Le Luxembourg reste-t-il attractif aux yeux des investisseurs ? C’était la grande question en suspens jeudi soir lors de la soirée organisée par EY au Cercle Cité. Le cabinet présentait son traditionnel sondage portant sur l’attractivité du pays ("Attractiveness Survey 2026"). Une présentation qui a eu lieu en présence de plusieurs invités de marque, dont le Premier ministre, Luc Frieden et l’ambassadrice des Etats-Unis, Stacey Feinberg.
Cette dernière s’est montrée très enthousiaste quant aux perspectives de développement de l’économie luxembourgeoise. Invitée à participer à un panel de discussion, elle a expliqué avoir longtemps considéré le Luxembourg comme "une opportunité manquée", une relation qui "n’avait pas été maximisée". Une situation à laquelle l’ambassadrice veut remédier, notamment en aidant les entreprises américaines à s’installer au Grand-Duché.
Selon elle, le Luxembourg est "le choix intelligent" pour quiconque voudrait entrer sur le marché européen. Un pays "aux réglementations saines" qui a osé investir dans des secteurs méconnus, comme l’Espace, "avant que cela ne devienne populaire". Elle a mentionné l’exemple de Blue Origin "qui aurait pu aller n’importe où" mais qui a décidé de s’installer au Grand-Duché. "Construisez-le, et ils viendront", a-t-elle commenté.

Et elle ne croyait pas si bien dire. Si le sondage EY confirme un décrochage européen en termes de projets d’investissement (-7% sur un an), la tendance est restée à la hausse ces cinq dernières années au Luxembourg (+40%). Le nombre de projets est passé de 25 en 2021 à 35 en 2025.
Au cœur de ces projets, on retrouve évidemment la finance qui représente un peu plus de la moitié des investissements recensés l'année dernière (51%). Mais il y a du changement dans l'air. L'année passée, six des 35 projets d'investissements recensés avaient un lien direct avec l'IA. Un secteur en plein essor au Luxembourg.
Mais tous les voyants ne sont pas au vert pour autant. Le sondage EY révèle qu'en 2025, seul 54% des investisseurs interrogés envisageaient d'investir ou de développer leurs activités au Grand-Duché, contre 72% il y a seulement deux ans.
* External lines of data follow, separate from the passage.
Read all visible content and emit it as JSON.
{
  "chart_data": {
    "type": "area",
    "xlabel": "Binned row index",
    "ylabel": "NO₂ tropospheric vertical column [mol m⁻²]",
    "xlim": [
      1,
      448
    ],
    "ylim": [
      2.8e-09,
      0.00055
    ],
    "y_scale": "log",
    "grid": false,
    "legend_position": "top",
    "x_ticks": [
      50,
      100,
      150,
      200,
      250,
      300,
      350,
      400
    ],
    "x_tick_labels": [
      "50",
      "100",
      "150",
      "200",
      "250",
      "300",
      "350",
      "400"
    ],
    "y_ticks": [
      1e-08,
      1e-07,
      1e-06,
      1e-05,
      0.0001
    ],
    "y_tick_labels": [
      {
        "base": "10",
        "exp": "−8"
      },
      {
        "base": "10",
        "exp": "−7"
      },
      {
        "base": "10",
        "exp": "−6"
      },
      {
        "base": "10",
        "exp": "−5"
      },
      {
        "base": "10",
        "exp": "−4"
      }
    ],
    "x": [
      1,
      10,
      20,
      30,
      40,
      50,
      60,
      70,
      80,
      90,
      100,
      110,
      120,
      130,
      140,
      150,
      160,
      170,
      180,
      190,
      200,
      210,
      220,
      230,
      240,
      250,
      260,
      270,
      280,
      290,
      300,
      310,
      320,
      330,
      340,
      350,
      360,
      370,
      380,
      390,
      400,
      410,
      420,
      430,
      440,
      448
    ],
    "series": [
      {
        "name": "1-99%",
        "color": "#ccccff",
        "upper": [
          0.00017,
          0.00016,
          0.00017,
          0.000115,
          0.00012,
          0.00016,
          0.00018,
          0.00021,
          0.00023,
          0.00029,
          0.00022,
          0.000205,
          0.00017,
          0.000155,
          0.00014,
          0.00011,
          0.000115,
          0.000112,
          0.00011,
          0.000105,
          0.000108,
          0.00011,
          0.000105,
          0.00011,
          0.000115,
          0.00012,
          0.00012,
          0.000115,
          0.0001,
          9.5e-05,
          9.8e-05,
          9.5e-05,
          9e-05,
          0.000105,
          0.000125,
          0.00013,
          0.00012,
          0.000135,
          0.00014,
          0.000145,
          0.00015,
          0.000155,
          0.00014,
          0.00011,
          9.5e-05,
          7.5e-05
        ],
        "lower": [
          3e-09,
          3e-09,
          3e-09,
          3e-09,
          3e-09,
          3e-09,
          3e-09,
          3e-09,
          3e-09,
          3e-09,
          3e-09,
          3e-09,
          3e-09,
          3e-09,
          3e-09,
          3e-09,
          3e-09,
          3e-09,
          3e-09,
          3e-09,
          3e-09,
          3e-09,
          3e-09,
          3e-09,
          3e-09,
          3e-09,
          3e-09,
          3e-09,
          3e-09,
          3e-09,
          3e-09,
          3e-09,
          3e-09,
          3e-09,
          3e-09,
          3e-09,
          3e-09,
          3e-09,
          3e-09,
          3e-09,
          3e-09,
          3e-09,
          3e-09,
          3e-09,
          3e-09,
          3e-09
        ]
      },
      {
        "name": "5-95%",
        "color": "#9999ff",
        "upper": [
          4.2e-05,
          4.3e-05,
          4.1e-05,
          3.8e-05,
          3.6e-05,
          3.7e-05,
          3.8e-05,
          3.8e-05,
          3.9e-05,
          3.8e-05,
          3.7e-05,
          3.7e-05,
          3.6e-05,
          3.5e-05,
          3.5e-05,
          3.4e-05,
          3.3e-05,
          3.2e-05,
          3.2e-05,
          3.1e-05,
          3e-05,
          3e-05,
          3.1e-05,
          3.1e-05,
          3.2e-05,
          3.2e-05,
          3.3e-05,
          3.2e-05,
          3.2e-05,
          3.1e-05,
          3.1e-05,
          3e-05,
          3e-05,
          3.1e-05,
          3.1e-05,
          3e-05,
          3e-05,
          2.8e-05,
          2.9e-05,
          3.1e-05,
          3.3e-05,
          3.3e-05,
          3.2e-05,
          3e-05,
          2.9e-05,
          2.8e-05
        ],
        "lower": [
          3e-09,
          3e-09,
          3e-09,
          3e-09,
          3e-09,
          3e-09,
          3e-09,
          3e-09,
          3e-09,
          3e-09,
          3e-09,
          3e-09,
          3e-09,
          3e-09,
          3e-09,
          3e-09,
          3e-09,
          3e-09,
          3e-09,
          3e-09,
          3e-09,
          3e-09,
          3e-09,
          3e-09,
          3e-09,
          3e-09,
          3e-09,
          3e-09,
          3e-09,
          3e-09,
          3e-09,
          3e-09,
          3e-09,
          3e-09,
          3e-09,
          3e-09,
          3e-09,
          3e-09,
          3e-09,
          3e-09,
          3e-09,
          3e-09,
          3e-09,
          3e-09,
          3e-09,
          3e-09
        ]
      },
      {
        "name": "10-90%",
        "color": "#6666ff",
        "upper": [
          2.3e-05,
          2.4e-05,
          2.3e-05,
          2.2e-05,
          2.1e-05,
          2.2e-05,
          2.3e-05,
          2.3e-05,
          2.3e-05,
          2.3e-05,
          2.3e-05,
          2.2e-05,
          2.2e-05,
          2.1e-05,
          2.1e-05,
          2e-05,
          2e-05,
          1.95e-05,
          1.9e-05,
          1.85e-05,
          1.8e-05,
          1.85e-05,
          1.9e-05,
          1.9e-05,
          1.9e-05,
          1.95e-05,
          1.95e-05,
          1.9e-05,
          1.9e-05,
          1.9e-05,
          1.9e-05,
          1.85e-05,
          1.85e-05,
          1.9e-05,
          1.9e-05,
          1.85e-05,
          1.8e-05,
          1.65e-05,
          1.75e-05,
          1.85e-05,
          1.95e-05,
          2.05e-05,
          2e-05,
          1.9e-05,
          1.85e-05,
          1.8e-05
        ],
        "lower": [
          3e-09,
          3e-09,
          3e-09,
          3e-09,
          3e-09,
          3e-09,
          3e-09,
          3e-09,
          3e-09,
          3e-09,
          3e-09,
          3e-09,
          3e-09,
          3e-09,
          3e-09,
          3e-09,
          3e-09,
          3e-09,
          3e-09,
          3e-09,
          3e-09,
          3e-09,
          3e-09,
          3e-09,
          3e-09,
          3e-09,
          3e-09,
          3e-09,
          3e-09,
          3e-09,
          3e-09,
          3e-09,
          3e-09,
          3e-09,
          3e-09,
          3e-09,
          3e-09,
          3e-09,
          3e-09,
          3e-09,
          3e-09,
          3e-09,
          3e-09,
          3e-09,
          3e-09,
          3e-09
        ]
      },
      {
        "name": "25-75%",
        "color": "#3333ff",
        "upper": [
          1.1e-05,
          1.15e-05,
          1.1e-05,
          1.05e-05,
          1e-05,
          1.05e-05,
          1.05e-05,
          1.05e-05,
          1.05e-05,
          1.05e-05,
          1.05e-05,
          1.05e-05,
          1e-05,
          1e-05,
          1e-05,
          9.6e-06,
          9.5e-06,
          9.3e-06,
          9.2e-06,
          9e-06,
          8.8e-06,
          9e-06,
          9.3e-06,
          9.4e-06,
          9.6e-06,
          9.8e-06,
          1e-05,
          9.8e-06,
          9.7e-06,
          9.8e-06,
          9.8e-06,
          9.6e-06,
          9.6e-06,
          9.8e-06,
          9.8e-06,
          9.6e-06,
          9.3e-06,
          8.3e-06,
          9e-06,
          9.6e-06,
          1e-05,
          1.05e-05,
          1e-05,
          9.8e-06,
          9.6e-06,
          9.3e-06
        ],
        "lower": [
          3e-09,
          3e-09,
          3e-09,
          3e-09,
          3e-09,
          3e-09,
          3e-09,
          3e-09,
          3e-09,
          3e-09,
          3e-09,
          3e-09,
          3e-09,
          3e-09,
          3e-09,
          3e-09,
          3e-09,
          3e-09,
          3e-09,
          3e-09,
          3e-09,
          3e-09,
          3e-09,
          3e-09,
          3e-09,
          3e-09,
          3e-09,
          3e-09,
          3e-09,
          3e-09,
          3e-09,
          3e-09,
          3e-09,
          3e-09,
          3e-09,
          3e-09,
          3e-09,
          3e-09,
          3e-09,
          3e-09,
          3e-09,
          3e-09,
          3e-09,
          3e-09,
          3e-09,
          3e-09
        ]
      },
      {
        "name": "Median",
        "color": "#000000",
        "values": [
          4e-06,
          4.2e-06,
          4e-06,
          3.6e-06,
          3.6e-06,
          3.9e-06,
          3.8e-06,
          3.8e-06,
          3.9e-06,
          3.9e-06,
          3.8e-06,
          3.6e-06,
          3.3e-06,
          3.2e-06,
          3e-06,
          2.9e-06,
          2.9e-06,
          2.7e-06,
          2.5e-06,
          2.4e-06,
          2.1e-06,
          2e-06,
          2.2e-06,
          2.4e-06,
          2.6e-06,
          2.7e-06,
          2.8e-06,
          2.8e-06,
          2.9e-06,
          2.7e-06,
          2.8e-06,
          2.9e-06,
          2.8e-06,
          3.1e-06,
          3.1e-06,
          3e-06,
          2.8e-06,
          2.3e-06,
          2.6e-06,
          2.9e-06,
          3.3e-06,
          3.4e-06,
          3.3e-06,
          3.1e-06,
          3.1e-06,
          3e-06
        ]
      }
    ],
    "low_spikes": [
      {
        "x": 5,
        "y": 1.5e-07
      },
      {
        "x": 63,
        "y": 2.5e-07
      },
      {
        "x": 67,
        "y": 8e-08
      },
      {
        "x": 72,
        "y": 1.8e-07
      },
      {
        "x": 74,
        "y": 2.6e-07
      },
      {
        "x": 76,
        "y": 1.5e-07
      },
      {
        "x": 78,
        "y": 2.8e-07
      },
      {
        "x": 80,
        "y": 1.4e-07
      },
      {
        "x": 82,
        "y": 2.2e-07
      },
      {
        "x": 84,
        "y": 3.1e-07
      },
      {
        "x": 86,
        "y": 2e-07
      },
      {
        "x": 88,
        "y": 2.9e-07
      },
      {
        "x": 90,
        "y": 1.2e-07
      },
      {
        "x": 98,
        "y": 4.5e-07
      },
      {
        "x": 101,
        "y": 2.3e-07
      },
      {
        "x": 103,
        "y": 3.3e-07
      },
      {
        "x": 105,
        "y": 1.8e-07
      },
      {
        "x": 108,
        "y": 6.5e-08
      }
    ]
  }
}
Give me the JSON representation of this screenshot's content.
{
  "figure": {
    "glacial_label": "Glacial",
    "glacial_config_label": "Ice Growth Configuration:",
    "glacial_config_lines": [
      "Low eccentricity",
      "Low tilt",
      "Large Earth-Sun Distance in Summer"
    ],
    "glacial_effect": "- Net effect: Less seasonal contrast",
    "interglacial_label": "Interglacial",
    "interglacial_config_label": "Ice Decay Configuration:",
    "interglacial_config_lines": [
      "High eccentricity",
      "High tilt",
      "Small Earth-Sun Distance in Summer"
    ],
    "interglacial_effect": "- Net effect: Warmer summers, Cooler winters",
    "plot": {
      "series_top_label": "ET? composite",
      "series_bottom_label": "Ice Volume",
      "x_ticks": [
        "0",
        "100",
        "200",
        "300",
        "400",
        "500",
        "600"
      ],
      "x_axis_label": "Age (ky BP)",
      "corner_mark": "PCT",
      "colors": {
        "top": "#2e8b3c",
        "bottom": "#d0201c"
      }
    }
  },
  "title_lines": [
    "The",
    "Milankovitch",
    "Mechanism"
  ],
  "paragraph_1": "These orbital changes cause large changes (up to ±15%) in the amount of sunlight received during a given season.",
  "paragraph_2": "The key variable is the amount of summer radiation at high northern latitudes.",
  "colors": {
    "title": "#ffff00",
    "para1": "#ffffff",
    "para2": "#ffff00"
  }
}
Sans surprise, 61% des sondés ont également identifié le logement comme une problématique majeure.
La dépendance énergétique du pays inquiéterait également les investisseurs, notamment ceux qui s'intéressent aux secteurs d'activités particulièrement énergivores (IA, Défense). Des inquiétudes évoquées avec le Premier ministre qui n'a pas su trouver les mots justes pour rassurer.

"Même si nous faisons des progrès sur les énergies renouvelables, le Luxembourg est et restera un importateur d'énergie", a-t-il lâché. Le politicien estime que la réponse dans ce domaine ne peut être qu'européenne. "Nos réseaux sont assez mal connectés", a-t-il souligné avant d'ajouter " de plus, certains pays nous empêchent d'établir des connexions stratégiques".
Le logement, a-t-il admis, reste "un grand défi". Un défi qui ne pourra être surmonté qu'en travaillant avec le secteur privé et les banques, d'après lui. Un refrain que l'on entend souvent depuis fin 2022. Enfin, en ce qui concerne l'attraction des talents, Luc Frieden a rappelé l'importance d'une économie saine.
"Pour attirer des talents, il faut une économie qui fonctionne. Sans cela, on ne peut pas financer notre politique sociale", a souligné celui qui gérait les finances du pays sous le gouvernement Juncker-Asselborn. Une politique sociale qui sera ardemment débattue au début du mois de juin, lors des premières réunions tripartites.